19. Hukuk Dairesi Esas No: 2014/8091 Karar No: 2014/10299 Karar Tarihi: 02.06.2014
Yargıtay 19. Hukuk Dairesi 2014/8091 Esas 2014/10299 Karar Sayılı İlamı
Özet:
Nallıhan Asliye Hukuk Mahkemesi'nde görülen menfi tespit davası sonucunda, kararın süresi içinde davalı tarafın temyizi üzerine yapılan incelemelerde, mahkemenin ilk kararı bozulmuş ve hüküm fıkrasında istek sonuçlarından her biri hakkında verilen hükümle taraflara yüklenen borç ve tanınan hakların birer birer açık şekilde gösterilmesi gerektiği belirtilmiştir. Ancak mahkeme bozma kararına uyulmasına rağmen yine davanın reddine karar vermiştir. Bu durumun usul ve yasaya aykırı olduğu gerekçesiyle karar bozulmuş ve hükmün HUMK 388/son (HMK 397/2) maddesine uygun biçimde oluşturulması gerektiği belirtilmiştir. Kararda geçen kanun maddesi, HUMK 388/son (HMK 397/2) olarak belirtilmiştir ve hüküm fıkrasında istek sonuçlarından her biri hakkında verilen hükümle taraflara yüklenen borç ve tanınan hakların birer birer açık şekilde gösterilmesini gerektirmektedir.

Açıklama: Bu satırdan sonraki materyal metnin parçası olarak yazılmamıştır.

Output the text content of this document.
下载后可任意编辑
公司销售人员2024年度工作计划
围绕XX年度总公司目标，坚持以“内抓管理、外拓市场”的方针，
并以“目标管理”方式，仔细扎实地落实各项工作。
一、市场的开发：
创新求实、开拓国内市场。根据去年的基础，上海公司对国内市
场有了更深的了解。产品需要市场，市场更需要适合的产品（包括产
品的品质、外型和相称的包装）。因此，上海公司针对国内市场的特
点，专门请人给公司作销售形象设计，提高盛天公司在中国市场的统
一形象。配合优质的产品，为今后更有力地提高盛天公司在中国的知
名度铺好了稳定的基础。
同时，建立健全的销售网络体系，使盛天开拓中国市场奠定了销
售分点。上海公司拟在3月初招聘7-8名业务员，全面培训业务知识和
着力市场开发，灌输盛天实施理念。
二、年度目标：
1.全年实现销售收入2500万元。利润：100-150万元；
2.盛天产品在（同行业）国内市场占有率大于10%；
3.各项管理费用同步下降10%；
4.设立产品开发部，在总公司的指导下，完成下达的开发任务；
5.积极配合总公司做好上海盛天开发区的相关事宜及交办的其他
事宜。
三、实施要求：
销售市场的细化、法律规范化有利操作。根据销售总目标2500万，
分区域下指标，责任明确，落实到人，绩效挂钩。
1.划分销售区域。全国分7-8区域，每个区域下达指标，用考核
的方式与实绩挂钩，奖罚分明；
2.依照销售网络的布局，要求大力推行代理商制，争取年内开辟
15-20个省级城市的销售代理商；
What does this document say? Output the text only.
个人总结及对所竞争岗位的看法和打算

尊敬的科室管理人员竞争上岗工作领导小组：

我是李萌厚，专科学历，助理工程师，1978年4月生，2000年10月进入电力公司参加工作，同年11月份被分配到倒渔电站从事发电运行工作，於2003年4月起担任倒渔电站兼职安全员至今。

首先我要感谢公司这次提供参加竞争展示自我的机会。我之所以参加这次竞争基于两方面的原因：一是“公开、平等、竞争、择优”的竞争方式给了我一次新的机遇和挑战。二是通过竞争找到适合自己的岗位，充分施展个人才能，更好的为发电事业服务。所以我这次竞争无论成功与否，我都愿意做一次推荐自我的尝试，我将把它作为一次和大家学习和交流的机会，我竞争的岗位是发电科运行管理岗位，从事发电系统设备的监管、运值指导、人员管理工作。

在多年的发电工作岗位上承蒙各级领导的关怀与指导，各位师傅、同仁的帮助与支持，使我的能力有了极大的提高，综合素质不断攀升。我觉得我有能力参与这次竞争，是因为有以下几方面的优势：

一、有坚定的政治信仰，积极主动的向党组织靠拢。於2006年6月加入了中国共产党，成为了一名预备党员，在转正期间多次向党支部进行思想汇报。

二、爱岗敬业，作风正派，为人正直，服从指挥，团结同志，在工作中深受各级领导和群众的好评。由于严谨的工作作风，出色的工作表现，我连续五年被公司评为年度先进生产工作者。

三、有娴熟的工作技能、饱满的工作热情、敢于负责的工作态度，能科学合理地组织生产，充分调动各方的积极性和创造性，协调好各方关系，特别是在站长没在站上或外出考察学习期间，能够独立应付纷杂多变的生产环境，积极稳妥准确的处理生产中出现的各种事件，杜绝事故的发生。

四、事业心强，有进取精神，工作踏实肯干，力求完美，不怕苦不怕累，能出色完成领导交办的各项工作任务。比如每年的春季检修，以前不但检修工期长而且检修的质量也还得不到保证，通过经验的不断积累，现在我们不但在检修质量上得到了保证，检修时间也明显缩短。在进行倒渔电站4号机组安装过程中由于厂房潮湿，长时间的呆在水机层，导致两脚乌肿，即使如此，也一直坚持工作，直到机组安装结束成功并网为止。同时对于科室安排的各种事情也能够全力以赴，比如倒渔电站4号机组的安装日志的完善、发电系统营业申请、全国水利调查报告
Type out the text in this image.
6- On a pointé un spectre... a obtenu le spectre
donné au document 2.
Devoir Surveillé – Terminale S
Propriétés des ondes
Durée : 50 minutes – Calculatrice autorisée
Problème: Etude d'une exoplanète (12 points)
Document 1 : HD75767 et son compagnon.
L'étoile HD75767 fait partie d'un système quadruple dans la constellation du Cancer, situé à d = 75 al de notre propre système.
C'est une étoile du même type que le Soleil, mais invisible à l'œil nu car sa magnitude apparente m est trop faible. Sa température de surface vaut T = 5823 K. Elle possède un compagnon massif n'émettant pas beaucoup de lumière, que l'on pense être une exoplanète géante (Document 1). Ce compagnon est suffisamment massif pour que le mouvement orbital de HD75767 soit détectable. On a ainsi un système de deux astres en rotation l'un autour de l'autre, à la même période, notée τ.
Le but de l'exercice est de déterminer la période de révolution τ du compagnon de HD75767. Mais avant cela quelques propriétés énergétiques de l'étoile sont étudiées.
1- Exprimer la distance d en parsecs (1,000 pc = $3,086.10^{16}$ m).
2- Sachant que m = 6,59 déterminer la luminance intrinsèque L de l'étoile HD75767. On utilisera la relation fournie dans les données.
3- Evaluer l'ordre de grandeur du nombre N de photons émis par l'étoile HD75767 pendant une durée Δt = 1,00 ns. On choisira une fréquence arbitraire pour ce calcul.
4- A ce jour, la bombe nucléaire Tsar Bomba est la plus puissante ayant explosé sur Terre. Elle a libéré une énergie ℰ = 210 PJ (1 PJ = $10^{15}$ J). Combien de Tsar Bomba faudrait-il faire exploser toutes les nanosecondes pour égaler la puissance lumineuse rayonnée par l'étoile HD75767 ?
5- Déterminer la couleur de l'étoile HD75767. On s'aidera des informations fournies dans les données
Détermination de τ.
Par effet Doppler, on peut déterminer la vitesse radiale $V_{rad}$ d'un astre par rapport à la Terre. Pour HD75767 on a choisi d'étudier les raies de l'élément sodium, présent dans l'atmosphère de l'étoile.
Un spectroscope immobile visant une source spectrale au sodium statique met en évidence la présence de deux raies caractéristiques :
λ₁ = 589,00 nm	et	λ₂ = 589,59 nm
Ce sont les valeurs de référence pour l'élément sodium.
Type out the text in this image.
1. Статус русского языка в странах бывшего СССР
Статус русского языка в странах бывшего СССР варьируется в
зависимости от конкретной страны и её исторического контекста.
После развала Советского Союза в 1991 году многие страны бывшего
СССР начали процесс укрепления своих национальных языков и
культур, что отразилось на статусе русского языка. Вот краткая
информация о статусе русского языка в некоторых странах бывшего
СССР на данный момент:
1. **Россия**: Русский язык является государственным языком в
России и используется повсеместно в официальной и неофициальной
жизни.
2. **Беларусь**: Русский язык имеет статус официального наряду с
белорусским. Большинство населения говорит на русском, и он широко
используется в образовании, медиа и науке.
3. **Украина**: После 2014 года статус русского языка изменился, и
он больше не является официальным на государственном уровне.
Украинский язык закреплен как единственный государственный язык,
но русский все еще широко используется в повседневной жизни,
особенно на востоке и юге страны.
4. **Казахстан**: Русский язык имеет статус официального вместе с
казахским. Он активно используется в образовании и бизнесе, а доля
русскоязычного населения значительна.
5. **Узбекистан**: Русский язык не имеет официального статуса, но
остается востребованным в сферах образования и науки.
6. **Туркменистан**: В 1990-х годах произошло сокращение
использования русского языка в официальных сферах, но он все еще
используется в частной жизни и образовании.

Taraflar arasındaki menfi tespit davasının bozma kararına uyularak yapılan yargılaması sonunda ilamda yazılı nedenlerden dolayı davanın reddine yönelik olarak verilen hükmün süresi içinde davacı vekilince temyiz edilmesi üzerine dosya incelendi, gereği konuşulup düşünüldü. - K A R A R -
Taraflar arasındaki menfi tespit davasının yapılan yargılaması sonunda davanın kabulüne yönelik olarak verilen hükmün süresi içinde davalı vekilince temyiz edilmesi üzerine Dairemizce yapılan temyiz incelemesi sonucunda; “HUMK m 388/son (HMK m 397/2) hükmüne göre, hükmün sonuç kısmında gerekçeye ait herhangi bir söz tekrar edilmeksizin istek sonuçlarından her biri hakkında verilen hükümle taraflara yüklenen borç ve tanınan hakların mümkünse sıra numarası altında birer birer açık şüphe ve tereddüt uyandırmayacak şekilde gösterilmesi gerekirken mahkemece kararın hüküm fıkrasında sadece davanın kabulüne denilmekle yetinilmesinin usul ve yasaya aykırı olduğu gerekçesi ile” bozulmasına karar verilmiş, mahkemece Dairemiz bozma kararına uyularak yenilen yapılan yargılama sonucunda bu kez davanın reddi yönünde hüküm oluşturulmuş ve hüküm davacı vekilince temyiz edilmiştir. Mahkemece Dairemiz bozma kararına uyulduğu halde bozma gereği yerine getirilmemiştir. Zira, hükmüne uyulan Dairemiz bozma kararında davanın kabulü kapsamında kalan yükümlülüklerin HUMK 388/son (HMK 397/2) maddesine uygun biçimde birer birer açık, şüphe ve tereddüt uyandırmayacak şekilde gösterilmek suretiyle yine davanın kabulü yönünde bir hüküm kurulması gereğine değinilmiştir. Bozma kararına uyulmakla bir taraf lehine diğer taraf aleyhine usuli kazanılmış hak doğar. Somut olayda usuli kazanılmış hakkı ortadan kaldıracak biçimde red kararı verilmesi usul ve yasaya aykırıdır. Mahkemece yapılacak iş hükmüne uyulan Dairemiz bozma kararı çerçevesinde HUMK"nun 388/son (HMK 397/2) maddesine uygun biçimde hüküm oluşturulmasından ibaret olmalıdır. SONUÇ. Yukarıda açıklanan nedenlerle davacı vekilinin temyiz itirazlarının kabulü ile hükmün BOZULMASINA, bozma nedenine göre öteki temyiz itirazlarının şimdilik incelenmesine yer olmadığına 02.06.2014 gününde oybirliğiyle karar verildi.